O evento, realizado de 24 a 26 de setembro, no Mabu Thermas Grand Resort, reuniu mais de 60 pessoas e teve sua programação direcionada aos nutricionistas, veterinários e gerentes de  qualidade que estão diariamente envolvidos na produção de aves e suínos.

O principal objetivo do EASI é compartilhar informações técnicas e inovadoras que contribuem para melhorias na produção da cadeia de proteína animal. “Esta edição foi um sucesso e reafirmou a vocação do evento, que torna-se referência para nossos clientes. Já é um encontro aguardado pelas empresas e o retorno dos participantes foi muito positivo, pois o foco foi ajudá-los a alcançar a eficiência de produção e menor custo de formulação”, destaca Valeska Passarelo, Coordenadora de Serviços Analíticos da Evonik.

 

Programação especial

O evento contou com uma programação especial para todos os participantes: palestra de abertura e encerramento com o especialista em excelência na gestão de vendas, experiência de compra e encantamento de clientes, Tonini Junior, da consultoria Praxis Business; mesa redonda para discussão de temas relevantes ao setor de nutrição e controle de qualidade; dois jantares temáticos; visita às Cataratas do Iguaçu; e diversas palestras com a participação de especialistas da Evonik do Brasil e da Alemanha, Cargill, Embrapa e Covalente Consultoria.

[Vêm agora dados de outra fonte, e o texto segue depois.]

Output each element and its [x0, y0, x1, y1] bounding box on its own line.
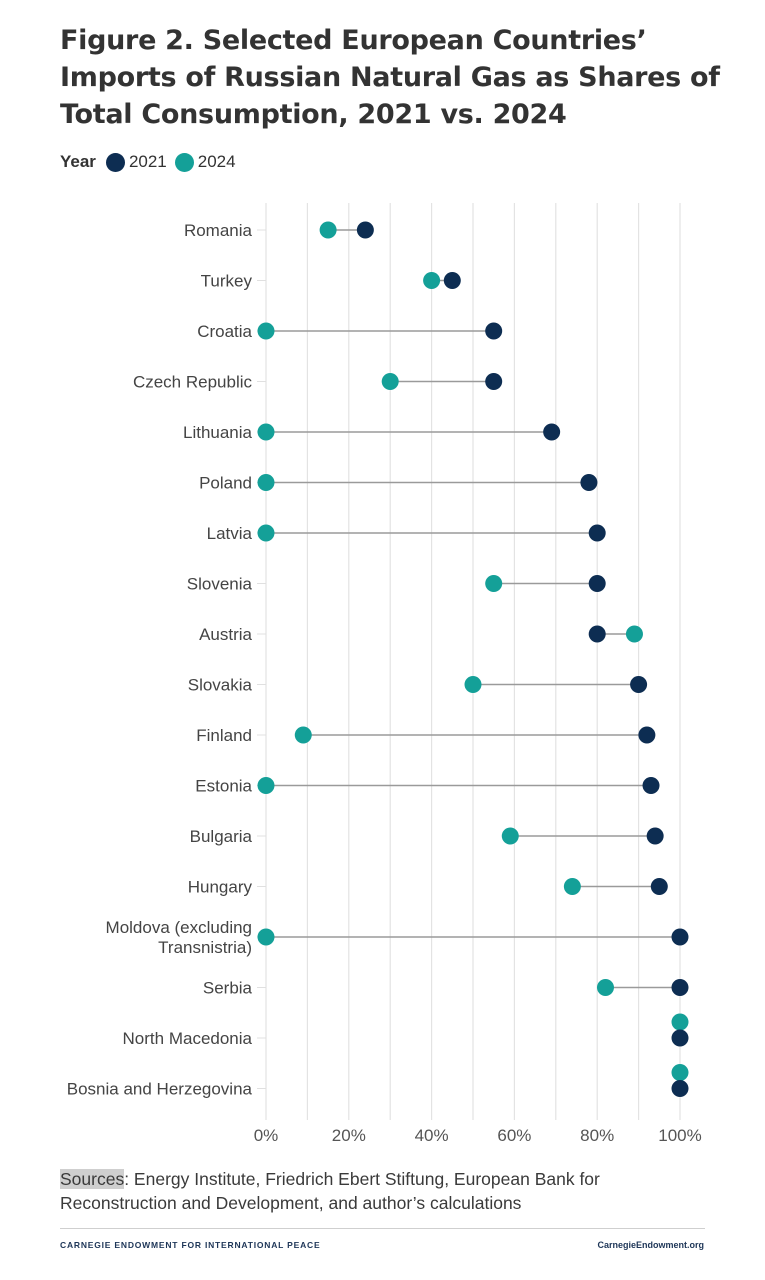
category-label-croatia: Croatia	[197, 322, 252, 341]
dot-2021-austria	[588, 625, 606, 643]
dot-2021-croatia	[485, 322, 503, 340]
chart-title: Figure 2. Selected European Countries’ I…	[60, 25, 720, 130]
legend-swatch-2021	[105, 152, 125, 172]
dot-2021-romania	[356, 221, 374, 239]
footer-website-link[interactable]: CarnegieEndowment.org	[597, 1240, 704, 1250]
dot-2021-bosnia-and-herzegovina	[671, 1080, 689, 1097]
dot-2024-austria	[625, 625, 643, 643]
footer-organization: CARNEGIE ENDOWMENT FOR INTERNATIONAL PEA…	[60, 1240, 321, 1250]
category-label-hungary: Hungary	[188, 878, 253, 897]
dot-2024-moldova-excluding-transnistria	[257, 928, 275, 946]
dot-2024-bulgaria	[501, 827, 519, 845]
dumbbell-chart: 0% 20% 40% 60% 80% 100% Romania Turkey Croatia Cz…	[67, 203, 702, 1145]
dot-2021-serbia	[671, 979, 689, 996]
dot-2021-bulgaria	[646, 827, 664, 845]
legend-item-2024: 2024	[174, 152, 236, 172]
x-tick-label-100: 100%	[658, 1126, 701, 1145]
dot-2021-slovenia	[588, 575, 606, 592]
category-label-poland: Poland	[199, 474, 252, 493]
dot-2021-poland	[580, 474, 598, 491]
x-tick-label-40: 40%	[415, 1126, 449, 1145]
category-label-austria: Austria	[199, 625, 252, 644]
dot-2024-poland	[257, 474, 275, 491]
category-label-slovakia: Slovakia	[188, 676, 253, 695]
legend-label-2024: 2024	[197, 152, 236, 171]
dot-2024-czech-republic	[381, 373, 399, 390]
sources-note: Sources: Energy Institute, Friedrich Ebe…	[60, 1167, 720, 1215]
x-tick-label-80: 80%	[580, 1126, 614, 1145]
dot-2021-north-macedonia	[671, 1029, 689, 1047]
dot-2021-czech-republic	[485, 373, 503, 390]
dot-2021-turkey	[443, 272, 461, 289]
legend-title: Year	[60, 152, 96, 171]
x-tick-label-20: 20%	[332, 1126, 366, 1145]
dot-2024-romania	[319, 221, 337, 239]
dot-2024-serbia	[596, 979, 614, 996]
dot-2021-latvia	[588, 524, 606, 542]
dot-2021-moldova-excluding-transnistria	[671, 928, 689, 946]
x-tick-label-0: 0%	[254, 1126, 279, 1145]
category-label-romania: Romania	[184, 221, 253, 240]
category-label-estonia: Estonia	[195, 777, 252, 796]
dot-2021-finland	[638, 726, 656, 744]
dot-2024-finland	[294, 726, 312, 744]
dot-2024-latvia	[257, 524, 275, 542]
footer-divider	[60, 1228, 705, 1229]
category-label-finland: Finland	[196, 726, 252, 745]
category-label-czech-republic: Czech Republic	[133, 373, 253, 392]
dot-2024-north-macedonia	[671, 1013, 689, 1031]
category-label-bulgaria: Bulgaria	[190, 827, 253, 846]
legend-item-2021: 2021	[105, 152, 167, 172]
category-label-lithuania: Lithuania	[183, 423, 253, 442]
dot-2021-lithuania	[543, 423, 561, 441]
category-label-latvia: Latvia	[207, 524, 253, 543]
category-label-slovenia: Slovenia	[187, 575, 253, 594]
dot-2024-slovakia	[464, 676, 482, 693]
dot-2024-hungary	[563, 878, 581, 895]
dot-2021-slovakia	[630, 676, 648, 693]
category-label-north-macedonia: North Macedonia	[123, 1029, 253, 1048]
dot-2024-slovenia	[485, 575, 503, 592]
legend: Year 2021 2024	[60, 150, 244, 174]
category-label-bosnia-and-herzegovina: Bosnia and Herzegovina	[67, 1080, 253, 1099]
category-label-moldova-excluding-transnistria: Moldova (excluding Transnistria)	[106, 918, 252, 957]
dot-2024-croatia	[257, 322, 275, 340]
dot-2024-bosnia-and-herzegovina	[671, 1064, 689, 1081]
dot-2021-estonia	[642, 777, 660, 794]
dot-2024-lithuania	[257, 423, 275, 441]
dot-2024-turkey	[423, 272, 441, 289]
sources-text: : Energy Institute, Friedrich Ebert Stif…	[60, 1169, 600, 1213]
x-tick-label-60: 60%	[497, 1126, 531, 1145]
legend-label-2021: 2021	[128, 152, 167, 171]
category-label-serbia: Serbia	[203, 979, 253, 998]
sources-label: Sources	[60, 1169, 125, 1189]
category-label-turkey: Turkey	[201, 272, 253, 291]
legend-swatch-2024	[174, 152, 194, 172]
dot-2021-hungary	[650, 878, 668, 895]
dot-2024-estonia	[257, 777, 275, 794]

Entre os temas apresentados, destacaram-se a “Importância da correta amostragem de matérias-primas”; “Otimização dos custos de produção com distintas fontes de metionina”; “O processamento da soja e seu impacto sobre a qualidade do farelo de soja e do grão”; “Gerenciamento eficaz do processo de produção de ração e seu impacto na lucratividade”, entre outros.

 

Ferramentas que otimizam custos

Durante o EASI, a Evonik apresentou aos participantes as soluções da empresa para reduzir e otimizar os custos de produção. “Apresentamos as oportunidades de ganho ao aplicar os valores nutricionais atualizados provenientes das análises de matérias-primas que fornecemos através dos NIRs, além dos serviços de análise do compilado de dados gerado por uma ferramenta chamada AMINOInsight, e do AMINORED, que possibilita o cliente conhecer a qualidade da soja processada recebida em sua fábrica, podendo selecionar fornecedores através do controle de qualidade, além de recomendar a utilização da matéria-prima de forma mais adequada”, explica Nei Arruda, Diretor de Marketing da Evonik.

Um dos destaques foi a apresentação do novo serviço analítico NIR de alta precisão, que permite que resultados de análises de matérias-primas não-moídas sejam obtidos assim que chegam à fábrica.

Com esta solução desenvolvida pela Evonik, os teores de aminoácidos e análises bromatológicas das amostras retiradas diretamente do caminhão podem agora ser analisados com rapidez, eliminando a morosa etapa de moagem. Os resultados podem então ser comparados com as calibrações NIR de mais de 60 matérias-primas no novo website de suporte da Evonik, www.aminonir.com.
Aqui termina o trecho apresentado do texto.